I suppose that we all have the kind of day that I had yesterday: just about everything I touched either went wrong or took five extra steps and three times as long to get done… By mid-afternoon, when I sank into a chair to have a snack with an understanding sister, I said to her, “Maybe I should go back to bed, and try it tomorrow!” My “series-of unfortunate-events” day lasted past midnight: a centipede or mouse triggered our burglar alarm at 3:30 AM this morning…
Often, those are the kind of days when I don’t recognize how God is working in my life. Is it surprising that those are also the days when I can’t seem to “get into” my writing? Being focused on all the things that don’t work out should help me write about the negative stuff, right? Instead, this exact opposite of gratitude only seems to help me whine.
Then I saw this practical and inspiring post on Suzannah Windsor Freeman’s excellent writing blog, Write It Sideways. Guest writer Jeff Goins wrote about how gratitude can help us become better writers, and I couldn’t resist passing it on.
I think gratitude is an important attitude for communicators for many reasons, both the human ones listed in the post above, and spiritually, too.
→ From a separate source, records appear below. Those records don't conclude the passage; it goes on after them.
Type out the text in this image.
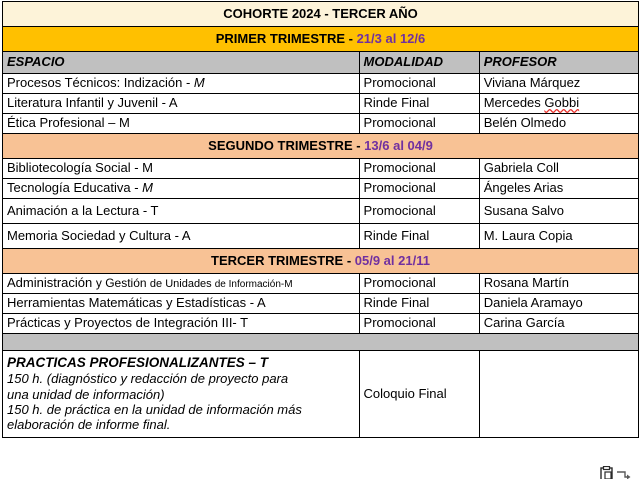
COHORTE 2024 - TERCER AÑO		
PRIMER TRIMESTRE - 21/3 al 12/6		
ESPACIO	MODALIDAD	PROFESOR
Procesos Técnicos: Indización - M	Promocional	Viviana Márquez
Literatura Infantil y Juvenil - A	Rinde Final	Mercedes Gobbi
Ética Profesional – M	Promocional	Belén Olmedo
SEGUNDO TRIMESTRE - 13/6 al 04/9		
Bibliotecología Social - M	Promocional	Gabriela Coll
Tecnología Educativa - M	Promocional	Ángeles Arias
Animación a la Lectura - T	Promocional	Susana Salvo
Memoria Sociedad y Cultura - A	Rinde Final	M. Laura Copia
TERCER TRIMESTRE - 05/9 al 21/11		
Administración y Gestión de Unidades de Información-M	Promocional	Rosana Martín
Herramientas Matemáticas y Estadísticas - A	Rinde Final	Daniela Aramayo
Prácticas y Proyectos de Integración III- T	Promocional	Carina García

PRACTICAS PROFESIONALIZANTES – T
150 h. (diagnóstico y redacción de proyecto para
una unidad de información)
150 h. de práctica en la unidad de información más
elaboración de informe final.	Coloquio Final	
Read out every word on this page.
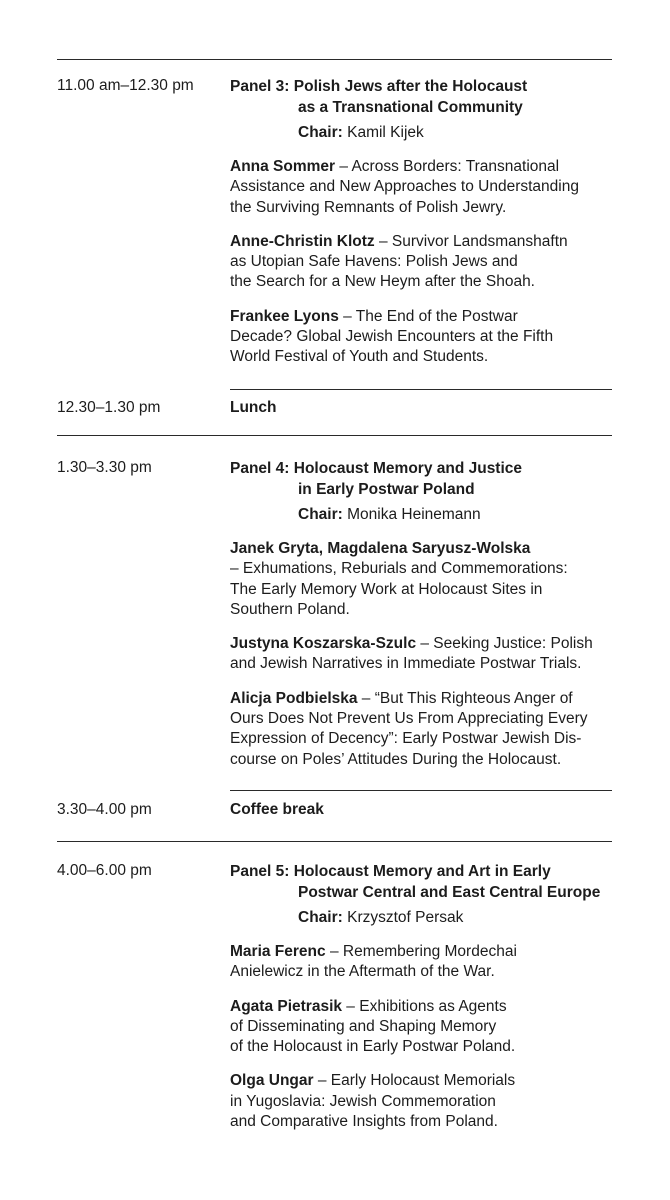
11.00 am–12.30 pm Panel 3: Polish Jews after the Holocaust
as a Transnational Community
Chair: Kamil Kijek
Anna Sommer – Across Borders: Transnational
Assistance and New Approaches to Understanding
the Surviving Remnants of Polish Jewry.
Anne-Christin Klotz – Survivor Landsmanshaftn
as Utopian Safe Havens: Polish Jews and
the Search for a New Heym after the Shoah.
Frankee Lyons – The End of the Postwar
Decade? Global Jewish Encounters at the Fifth
World Festival of Youth and Students.
12.30–1.30 pm	Lunch
1.30–3.30 pm	Panel 4: Holocaust Memory and Justice
in Early Postwar Poland
Chair: Monika Heinemann
Janek Gryta, Magdalena Saryusz-Wolska
– Exhumations, Reburials and Commemorations:
The Early Memory Work at Holocaust Sites in
Southern Poland.
Justyna Koszarska-Szulc – Seeking Justice: Polish
and Jewish Narratives in Immediate Postwar Trials.
Alicja Podbielska – “But This Righteous Anger of
Ours Does Not Prevent Us From Appreciating Every
Expression of Decency”: Early Postwar Jewish Dis-
course on Poles’ Attitudes During the Holocaust.
3.30–4.00 pm	Coffee break
4.00–6.00 pm	Panel 5: Holocaust Memory and Art in Early
Postwar Central and East Central Europe
Chair: Krzysztof Persak
Maria Ferenc – Remembering Mordechai
Anielewicz in the Aftermath of the War.
Agata Pietrasik – Exhibitions as Agents
of Disseminating and Shaping Memory
of the Holocaust in Early Postwar Poland.
Olga Ungar – Early Holocaust Memorials
in Yugoslavia: Jewish Commemoration
and Comparative Insights from Poland.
Blessed James Alberione, who founded the Pauline Family and gave us a spirituality uniquely suited to communicators and artists, often talked about two fundamental attitudes that we need as Paulines: openness to God’s mercy, and gratitude. He found these attitudes are perfectly captured in two prayers found in Sacred Scripture:
1) The Gloria (Glory to God in the highest, and peace to his people on earth) in praise of God’s great mercy
2) The Magnificat (Luke 1:46-55), in gratitude for God’s wondrous work
I think I’ll start my writing session tomorrow with the Gloria, and end it with the Magnificat. I suspect that it will make me a better writer.